26. April 2007 um 13:32
Als eher introvertierter Mensch bevorzuge ich “Frisör Klier”. Gehört als Kette zwar zum militärisch-industriellen Komplex, aber offensichtlich wird man nur dort vom Angebot, ein Heißgetränk oder gar eine Konversation zu haben, verschont. Kostet 10 EUR, und inzwischen haben die Damen dort auch begriffen, dass ich – üblicherweise – auf Wäsche, Haarverlängerung und Färbung verzichte. To boil it down: “Ich hätte mein Haar gerne so, wie vor 4 Wochen, als ich Ihren Laden verließ.”
Ich denke, ich bin einfach zu alt, um bei aggressionssteigernder Beschallung von einer aufgekratzten und gepiercten Dönerrolle in Hüfthosen nach meinem Beruf gefragt zu werden…
26. April 2007 um 13:37
GROßARTIG! »Frisör Klier« klingt paradiesisch! Wenn Du mir jetzt auch noch eine Bäckerei nennst, in der ich nicht von einer siebzehnjährigen Sonnenbankelse mit Marketingfloskeln begrüßt und verabschiedet werde, dann baue ich Dir einen kleinen Opferaltar auf meinem Balkon auf.
26. April 2007 um 13:38
Friseur “Ohne Namen” am Brink. Die Madels massieren einem beim Koppewaschen ganz herrlich die Platte. Ach ja … dort könnt ich öfter einkehren.
26. April 2007 um 13:46
Schon ein komischer Kautz, der Kautz.
26. April 2007 um 13:48
Goethe, Schiller, Baeuerle. Deutsche Freigeister, die mehr als nur die Frisuren vereint. Lassen Sie mich es mit den Worten Schillers sagen, Kollege:
»Wie lebhaft auch immer mein Verlangen war, in ein näheres Verhältnis mit Ihnen zu treten, [...] so begreife ich doch nunmehr vollkommen, daß die so sehr verschiedenen Bahnen, auf denen Sie und ich wandelten, uns nicht wohl früher, als gerade jetzt, mit Nutzen zusammenführen konnten.«
(Auszug aus einem Brief Schillers an Goethe, 1794)
26. April 2007 um 13:51
Warum nennen Sie, lieber verehrter Meister Lück, meine Wenigkeit wieder erst an dritter Stelle? Überhaupt muss ich da, wie schon seit meinem zweiten Lebensjahr, zwanghaft repetierend sagen: Goethe spielte Flöte mit Schiller sein Piller! Und in so einem Kontext muss ich nun verkehren. Trau, schau, wem!
26. April 2007 um 13:52
No challenge! Friedrichstrasse! So unspektakuär, dass ich nicht mal weiß, wie er heißt. Lemke?

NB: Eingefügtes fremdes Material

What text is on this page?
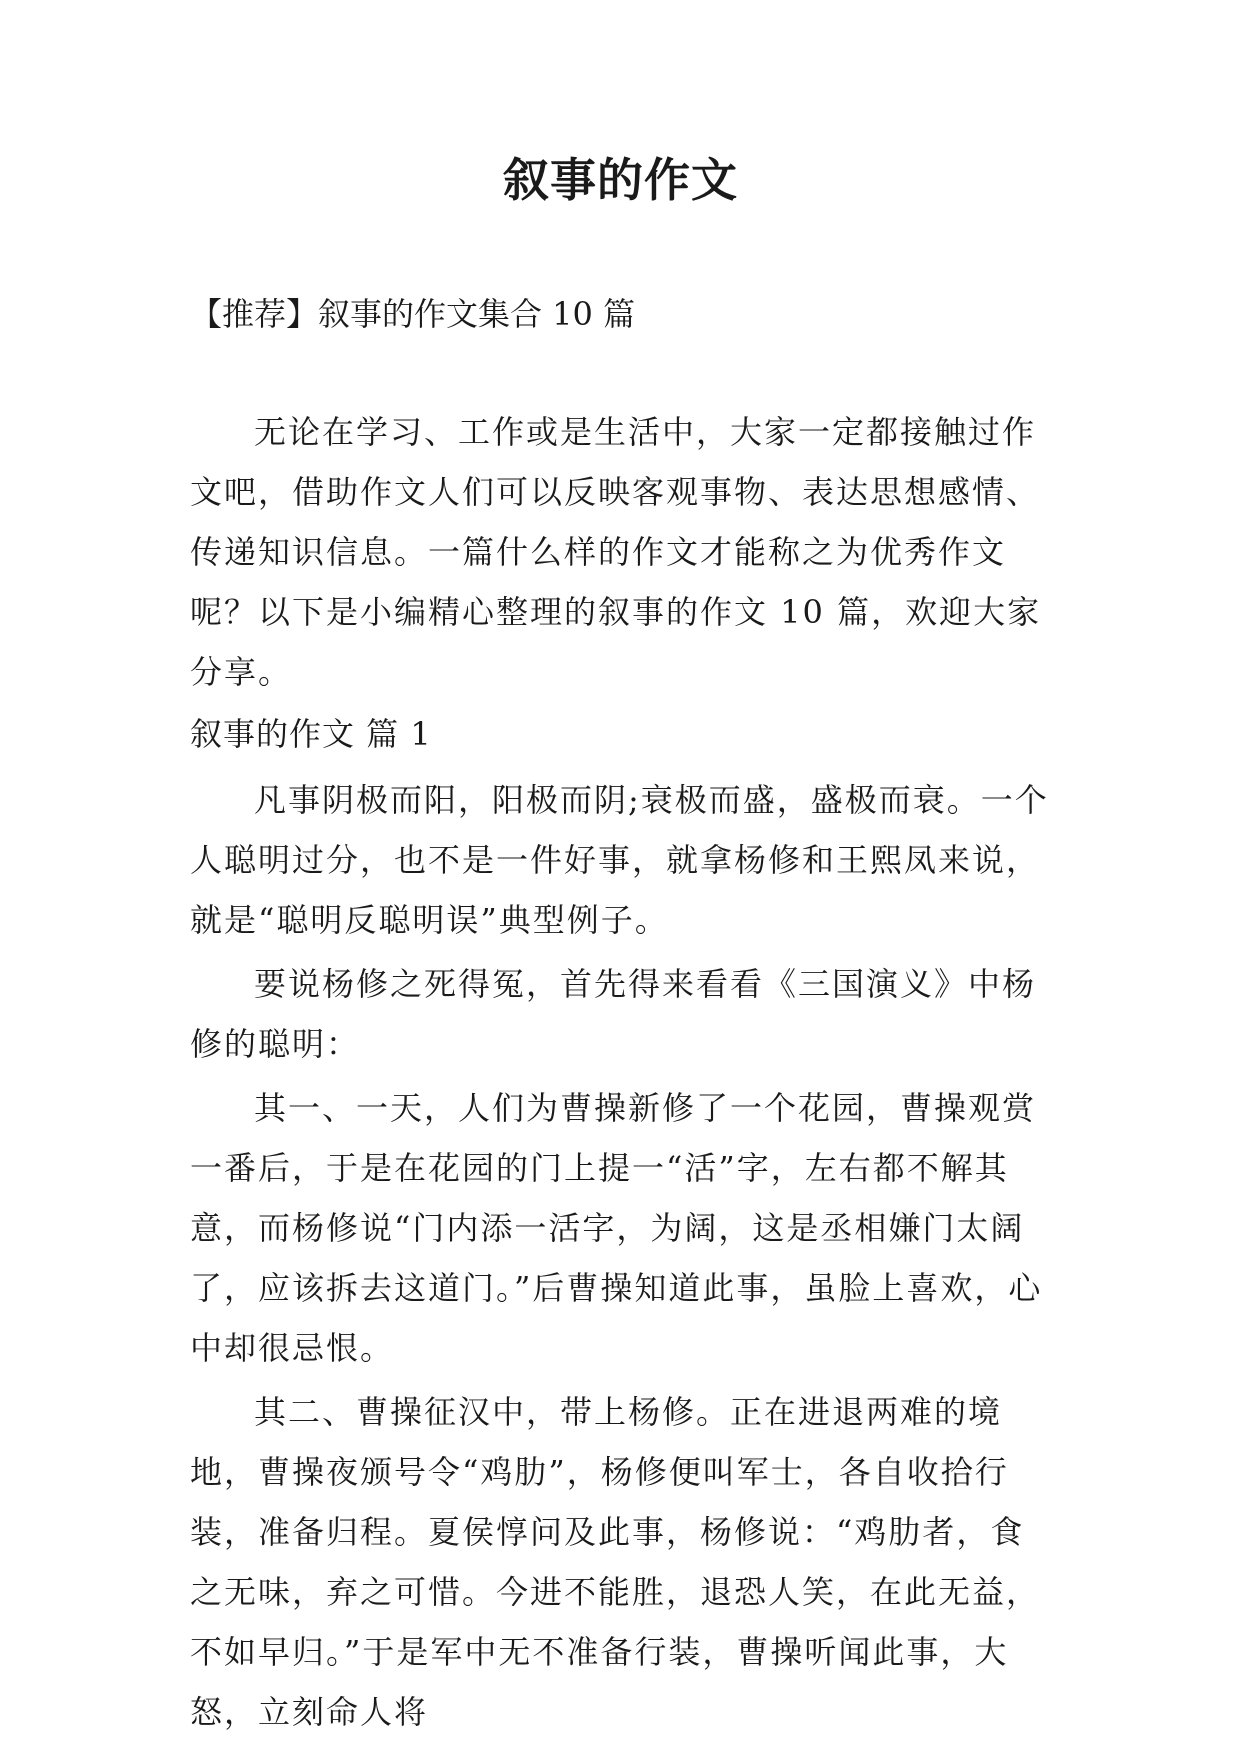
叙事的作文
【推荐】叙事的作文集合 10 篇

无论在学习、工作或是生活中，大家一定都接触过作文吧，借助作文人们可以反映客观事物、表达思想感情、传递知识信息。一篇什么样的作文才能称之为优秀作文呢？以下是小编精心整理的叙事的作文 10 篇，欢迎大家分享。

叙事的作文 篇 1

凡事阴极而阳，阳极而阴;衰极而盛，盛极而衰。一个人聪明过分，也不是一件好事，就拿杨修和王熙凤来说，就是“聪明反聪明误”典型例子。

要说杨修之死得冤，首先得来看看《三国演义》中杨修的聪明：

其一、一天，人们为曹操新修了一个花园，曹操观赏一番后，于是在花园的门上提一“活”字，左右都不解其意，而杨修说“门内添一活字，为阔，这是丞相嫌门太阔了，应该拆去这道门。”后曹操知道此事，虽脸上喜欢，心中却很忌恨。

其二、曹操征汉中，带上杨修。正在进退两难的境地，曹操夜颁号令“鸡肋”，杨修便叫军士，各自收拾行装，准备归程。夏侯惇问及此事，杨修说：“鸡肋者，食之无味，弃之可惜。今进不能胜，退恐人笑，在此无益，不如早归。”于是军中无不准备行装，曹操听闻此事，大怒，立刻命人将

+ nette, ältere Damen als Bedienung (vermutlich angestellte Familienmitglieder, nicht von Randstad)
+ wohlschmeckendes Angebot, ohne Binnenmajuskel im Produktnamen
+ Brot schmeckt auch noch nach fünf Tagen
+ bis jetzt ohne Togo-Kaffee und ähnlichen Quatsch
+ 200 Meter von meinem Wohnort entfernt
- hat Sonnabend zu
Trivia1: Ich habe einen Freund, der das Wort “Stadtkrosser” (seine bevorzugte Sorte) auch nach Jahren nicht über die Lippen bringt – “Fünf vonner Stadt, bitte”.
Trivia2: Als ich das erste Mal beim “Friedrichstrassenbäcker” ein Mischbrot kaufte, wurde ich gefragt, ob ich selbiges “gemehlt” haben möchte. Von der Arbeit kommend, habe ich kurz gestutzt und war kurz davor, “Nein, ich nehms gleich mit!” zu sagen. Got the idea?
26. April 2007 um 14:05
Danke, Herr Kautz! Wollen Sie den Altar lieber im japanisch-puristischen Dojostyle oder als barock-katholizistisches Gebetseck in rotem Brokat? Verdient hätten Sie beides!
Und warum nur, mein Gott, gibt es Stadtkrosser, Joggingbrote und Vitalschnitten… »Marketingsprech« ist die Mundfäule des 21. Jahrhunderts.
26. April 2007 um 14:18
Herr Bäuerle: Die religiös-gestalterische Ausrichtung meines Schreins ist mir weitestgehend egal. Wichtig wäre mir nur die Anwesenheit von Katzen- oder Hundeinnereien; ggf. wäre auch die Verwendung von Blut selbiger Kreaturen möglich.
Zu Ihrer Frage: Weil die Menschheit medial derartig in die Mangel genommen wird, dass ein Großteil ihrer Angehörigen nur noch mit geborgten Identitäten rumläuft.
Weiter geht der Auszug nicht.